PL&B International E-news, Issue 45
1. SWIFT Interbank financial network responds to US regulator’s secret demand for data
Three US newspapers, the New York Times, Los Angeles Times, and Wall Street Journal, disclosed on 23rd June that SWIFT (Society for Worldwide Interbank Financial Telecommunication) responded to compulsory subpoenas from the Office of Foreign Assets Control of the United States Department of the Treasury by ‘providing limited sets of data’. Although SWIFT negotiated with the US Treasury over the scope and oversight of the subpoenas, it was a secret agreement.
The SWIFT press release described itself as ‘the industry owned co-operative supplying secure, standardised messaging services and interface software to over 7,800 financial institutions worldwide.’ ‘SWIFT is not a bank,’ it continued, ‘nor does it hold accounts of any customers. SWIFT is solely a carrier of messages between financial institutions. The information in these messages is issued and controlled exclusively by the sending and receiving institutions’. SWIFT contended that while its fundamental principle has been to preserve the confidentiality of users' data, it must comply with the lawful obligations in countries where they operate.
It would appear that the Belgian government (SWIFT is headquartered in Brussels) knew nothing about this confidential agreement. Neither, for that matter, did the Belgium Central Bank, which is the home country regulator.

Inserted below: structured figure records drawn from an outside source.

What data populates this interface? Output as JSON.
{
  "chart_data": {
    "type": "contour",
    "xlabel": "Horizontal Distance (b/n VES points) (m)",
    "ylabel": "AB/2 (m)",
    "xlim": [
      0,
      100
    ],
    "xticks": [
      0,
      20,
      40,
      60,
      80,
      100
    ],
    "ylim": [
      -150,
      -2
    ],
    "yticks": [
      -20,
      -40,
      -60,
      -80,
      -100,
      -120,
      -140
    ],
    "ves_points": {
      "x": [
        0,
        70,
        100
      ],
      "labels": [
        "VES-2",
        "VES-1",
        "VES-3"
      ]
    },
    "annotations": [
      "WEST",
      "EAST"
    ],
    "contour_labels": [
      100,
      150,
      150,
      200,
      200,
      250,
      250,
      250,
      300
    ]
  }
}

Privacy Laws & Business has requested comments on the disclosures from the privacy officers of the US Department of Justice, the Department of Homeland Security, and the Transportation Security Administration, as well as the European Union Data Protection Supervisor. Any replies received will be included in a fuller story in the next issue of the PL&B International Newsletter, available solely to newsletter subscribers.
2. EU Art. 29 DP Working Party provides clarification to USA’s SEC on whistleblowing
On July 3rd, Peter Schaar, Chair of the EU’s Art 29 Data Protection Working Party, wrote to the USA’s Securities and Exchange Commission (SEC) stating that he believes that their cooperation on clarifying their respective rules on whistleblowing “will help solve the concerns of US and EU companies that are bound to comply with SEC Rule 10A-3 and the requirements of Section 301 of the Sarbanes Oxley Act, on the one hand, and European rules on personal data protection on the other hand.”
Schaar announced at PL&B’s 19th Annual International Conference in Cambridge on July 4th that his letter, prepared together with Clarisse Girot, Senior Legal Advisor, at France’s DPA, the CNIL, responded to the SEC’s letter of June 8th seeking clarification of the February 1st Opinion on whistleblowing (PL&B International Newsletter February 2006 p.9) published by the Art 29 Working Party, which consists of the 25 Member States’ Data Protection Authorities, the European Commission and the EU DP Supervisor.
The 5 page letter covers:
- the role of audit committees and their ability to provide information to the company’s auditors or appropriate regulatory authorities
- confidentiality and anonymity, the risk that anonymous collection of data could be qualified as unfair in the specific context of recent European history, both in World War II and during more recent dictatorships in Southern and Eastern Europe
- classes of persons who can use the procedures and persons who can be subject to complaints – “the Working Party has no wish to be prescriptive on either aspect of this issue”
- data retention periods, as a general rule “data should be deleted promptly…. as a guideline the period of two months after the completion of the investigation of the facts alleged in the report” with exceptions and explanations
- additional matters, for example, “where the costs of such international compliance would be truly excessive or disproportionate and could be avoided.”
There will be a fuller report in the next issue of the PL&B International Newsletter, available solely to newsletter subscribers.
3. UK Information Commissioner issues new guidance on transferring personal data out of the European Economic Area
On July 10th, the UK Information Commissioner issued revised guidance to help organizations wishing to transfer personal data from the European Economic Area (25 EU member states and Norway, Iceland and Liechtenstein) to countries without “adequate” data protection laws.
The first piece of guidance consists of a comprehensive 30 page step-by-step legal analysis of how and when it is necessary to assess the levels of protection for the transfer of data. It also includes detailed guidance on the use of contracts, including outsourcing and binding corporate rules (explained in detail at PL&B’s 19th Annual International Conference in Cambridge by ICO solicitor, Sian Rudgard) , and how and when the exemptions from the 8th principle apply.
The second piece of guidance is a simplified 13 page summary, with clear examples for those
wanting to get an overview of the requirements of the 8th principle, how it applies to their business, and how they can comply with it.
The updated guidance is available on the ICO website.